The rising number of newly insured young adults brought on by health care reform will soon increase demands on primary care physicians. Physicians will face more young adult patients, which presents an opportunity for more prevention-oriented care. In the present study, we evaluated whether brief observer reports of young adults' personality traits could predict which individuals would be at greater risk for poor health as they entered midlife.
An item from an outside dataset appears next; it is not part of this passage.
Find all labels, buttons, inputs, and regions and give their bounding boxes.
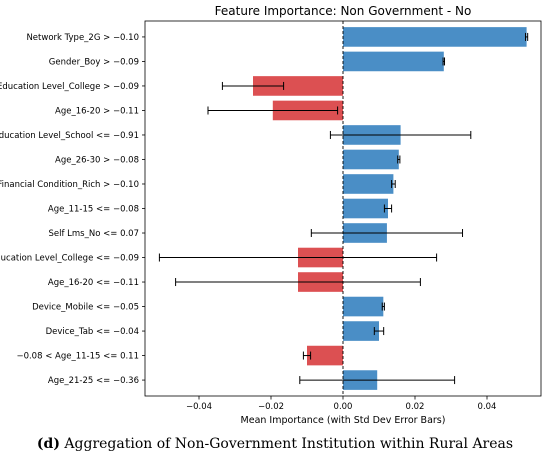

Following the cohort of 1,000 individuals from the Dunedin Multidisciplinary Health and Development Study (Moffitt, Caspi, Rutter, & Silva, 2001), we show that very brief measures of young adults' personalities predicted their midlife physical health across multiple domains (metabolic abnormalities, cardiorespiratory fitness, pulmonary function, periodontal disease, and systemic inflammation). Individuals scoring low on the traits of Conscientiousness and Openness to Experience went on to develop poorer health even after accounting for preexisting differences in education, socioeconomic status, smoking, obesity, self-reported health, medical conditions, and family medical history. Moreover, personality ratings from peer informants who knew participants well, and from a nurse and receptionist who had just met participants for the first time, predicted health decline from young adulthood to midlife despite striking differences in level of acquaintance. Personality effect sizes were on par with other well-established health risk factors such as socioeconomic status, smoking, and self-reported health. We discuss the potential utility of personality measurement to function as an inexpensive and accessible tool for health care professionals to personalize preventive medicine. Adding personality information to existing health care electronic infrastructures could also advance personality theory by generating opportunities to examine how personality processes influence doctor-patient communication, health service use, and patient outcomes.